Ich brauchte immer mehr Drogen, um zu überleben. Wenn ich unter dem Einfluss von Drogen stand, waren Ehrlichkeit und Integrität weniger wichtig und oft unbequem. Zwischen den 'Räuschen' waren Ehrlichkeit und Integrität Lasten, die verhindert hätten, mehr Drogen zu bekommen und die Erleichterung, die ich brauchte." Verloren und spirituell gebrochen fanden wir uns in Narcotics Anonymous wieder. Hier kamen wir mit anderen in Kontakt, die einst an demselben Ort waren wie wir.
Diese Mitglieder von Narcotics Anonymous zeigten uns bedingungslose Liebe. Sie sagten uns, dass wir nicht mehr leiden müssten. Sie sagten uns, dass sie Freiheit von den Schrecken der aktiven Sucht gefunden hatten.
Ihre Umarmungen, zusammen mit der wortlosen Sprache der Empathie, wurden der Beginn unseres Heilungsprozesses. Dieser neue Weg zu leben wurde unser neuer Lebensweg.
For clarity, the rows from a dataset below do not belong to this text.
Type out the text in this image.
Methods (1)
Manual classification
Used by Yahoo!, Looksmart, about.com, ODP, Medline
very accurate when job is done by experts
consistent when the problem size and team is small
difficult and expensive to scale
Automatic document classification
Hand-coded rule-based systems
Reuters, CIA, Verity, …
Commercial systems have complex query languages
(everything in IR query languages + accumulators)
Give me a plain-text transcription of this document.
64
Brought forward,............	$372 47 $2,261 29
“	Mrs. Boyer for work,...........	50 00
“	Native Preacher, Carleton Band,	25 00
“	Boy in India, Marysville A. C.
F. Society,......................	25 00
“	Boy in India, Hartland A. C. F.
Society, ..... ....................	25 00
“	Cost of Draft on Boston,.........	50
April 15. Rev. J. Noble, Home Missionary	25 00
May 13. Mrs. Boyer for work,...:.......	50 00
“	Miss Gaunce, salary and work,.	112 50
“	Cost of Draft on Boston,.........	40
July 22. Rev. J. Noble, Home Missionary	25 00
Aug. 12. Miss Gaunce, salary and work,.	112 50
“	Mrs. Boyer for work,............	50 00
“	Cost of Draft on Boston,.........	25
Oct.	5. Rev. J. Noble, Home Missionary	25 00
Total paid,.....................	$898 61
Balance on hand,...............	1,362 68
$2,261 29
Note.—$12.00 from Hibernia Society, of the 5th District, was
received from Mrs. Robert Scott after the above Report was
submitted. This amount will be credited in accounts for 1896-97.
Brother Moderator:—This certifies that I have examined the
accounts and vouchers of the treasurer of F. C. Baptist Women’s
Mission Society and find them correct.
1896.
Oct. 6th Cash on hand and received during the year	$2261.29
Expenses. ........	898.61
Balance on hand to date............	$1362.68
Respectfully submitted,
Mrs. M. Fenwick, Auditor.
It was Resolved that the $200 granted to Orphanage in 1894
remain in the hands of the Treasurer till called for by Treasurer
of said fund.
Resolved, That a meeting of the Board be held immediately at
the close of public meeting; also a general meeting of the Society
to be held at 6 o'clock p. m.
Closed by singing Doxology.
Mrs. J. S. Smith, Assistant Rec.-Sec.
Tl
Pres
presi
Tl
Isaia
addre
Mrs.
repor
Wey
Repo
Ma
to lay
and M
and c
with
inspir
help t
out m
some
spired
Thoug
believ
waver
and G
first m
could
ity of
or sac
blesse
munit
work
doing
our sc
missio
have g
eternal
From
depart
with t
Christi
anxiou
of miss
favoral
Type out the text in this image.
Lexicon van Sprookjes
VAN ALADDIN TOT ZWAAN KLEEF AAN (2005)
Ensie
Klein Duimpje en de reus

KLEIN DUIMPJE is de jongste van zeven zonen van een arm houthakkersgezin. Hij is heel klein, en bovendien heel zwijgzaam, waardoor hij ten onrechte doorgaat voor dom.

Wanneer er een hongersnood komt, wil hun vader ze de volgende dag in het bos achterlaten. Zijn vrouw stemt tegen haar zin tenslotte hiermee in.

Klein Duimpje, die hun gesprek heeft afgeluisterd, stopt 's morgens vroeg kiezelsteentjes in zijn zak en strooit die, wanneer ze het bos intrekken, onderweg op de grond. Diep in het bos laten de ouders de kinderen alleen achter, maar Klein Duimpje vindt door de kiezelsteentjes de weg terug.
Freiheit von aktiver Sucht gab uns ein Gefühl für uns selbst.
Unsere Beziehung zur Realität war der Beginn unserer Genesung. Die spirituellen Prinzipien von Narcotics Anonymous waren das Ende unserer Isolation.
Wir erhielten dieses kostbare Geschenk frei. Die einzige Bedingung, dieses kostbare Geschenk zu behalten, war, es frei und ohne Gebühr weiterzugeben. Durch die Ergebnisse unseres spirituellen Erwachens entwickelten wir eine natürliche Sorge um andere.
Wir begannen, uns angemessen und würdig zu fühlen. Am wichtigsten war, dass wir in der Lage waren, anderen zu helfen.
Das seltsame Paradoxon, das zu behalten, was wir haben, indem wir es weitergeben, wurde für uns ein normaler Lebensweg.